Ferns are great garden or container plants. Depending on the variety, they may thrive in shade, low light, or bright indirect light. Whatever your indoor or outdoor conditions, there’s probably a fern that’s right for you. As long as you keep it well watered, your in-ground or potted fern should reward you with dramatic, sweeping foliage. As with most plants though, especially those that are potted, ferns will outgrow their location if given enough time. Keep reading to learn more about separating ferns and how to divide fern plants.
How to Divide Fern Plants
As a general rule, ferns need to be repotted or divided every 3 to 5 years. If your plant is starting to die out in the middle and produce smaller leaves, chances are it’s outgrown its container or garden space.
It’s possible to simply move it to a bigger container, but most gardeners choose dividing fern plants instead. Separating ferns is easy and almost always successful because, unlike a lot of perennials, ferns and their roots can take some serious manhandling.
Division of Ferns
The best time to divide ferns is in the spring. When separating a fern, you first need to remove it from its old pot or dig up the clump. Once it’s out, brush off and shake loose as much soil as you can. It may not be much, as ferns tend to have very tight, interlocking root balls.

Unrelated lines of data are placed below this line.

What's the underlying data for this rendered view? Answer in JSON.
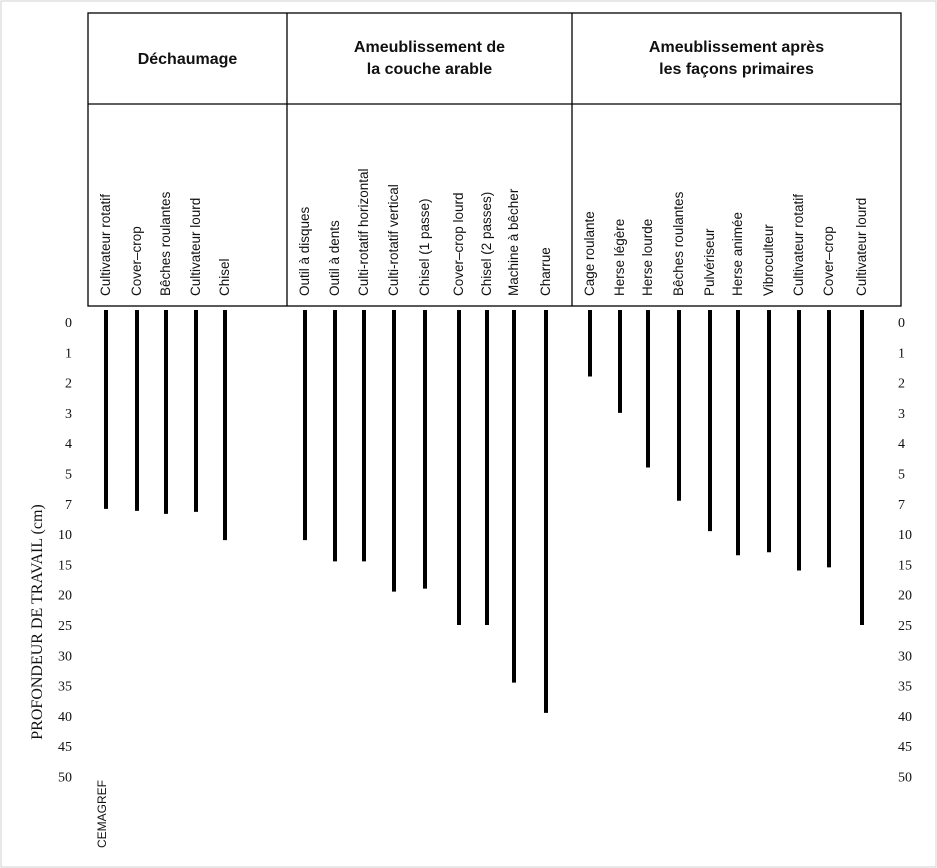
{
  "chart_data": {
    "type": "bar",
    "ylabel": "PROFONDEUR DE TRAVAIL (cm)",
    "credit": "CEMAGREF",
    "yticks": [
      "0",
      "1",
      "2",
      "3",
      "4",
      "5",
      "7",
      "10",
      "15",
      "20",
      "25",
      "30",
      "35",
      "40",
      "45",
      "50"
    ],
    "groups": [
      {
        "title": [
          "Déchaumage"
        ],
        "categories": [
          "Cultivateur rotatif",
          "Cover–crop",
          "Bêches roulantes",
          "Cultivateur lourd",
          "Chisel"
        ],
        "values": [
          7.5,
          7.7,
          8,
          7.8,
          11
        ]
      },
      {
        "title": [
          "Ameublissement de",
          "la couche arable"
        ],
        "categories": [
          "Outil à disques",
          "Outil à dents",
          "Culti-rotatif horizontal",
          "Culti-rotatif vertical",
          "Chisel (1 passe)",
          "Cover–crop lourd",
          "Chisel (2 passes)",
          "Machine à bêcher",
          "Charrue"
        ],
        "values": [
          11,
          14.5,
          14.5,
          19.5,
          19,
          25,
          25,
          34.5,
          39.5
        ]
      },
      {
        "title": [
          "Ameublissement après",
          "les façons primaires"
        ],
        "categories": [
          "Cage roulante",
          "Herse légère",
          "Herse lourde",
          "Bêches roulantes",
          "Pulvériseur",
          "Herse animée",
          "Vibroculteur",
          "Cultivateur rotatif",
          "Cover–crop",
          "Cultivateur lourd"
        ],
        "values": [
          1.8,
          3,
          4.8,
          6.8,
          9.7,
          13.5,
          13,
          16,
          15.5,
          25
        ]
      }
    ]
  }
}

Next, use a long serrated knife to cut the root ball either into halves or quarters. Make sure there are leaves attached to each section, and try to keep the number of leaves balanced. Fern roots are tough and it may take some work to cut through them, but the plant can handle it.
After your fern is separated, move each section to a new pot or garden space and fill it in with well-draining but somewhat water retentive soil, preferably with some grit and lots of organic matter. Water each section well and continue watering more than usual while the plants get established.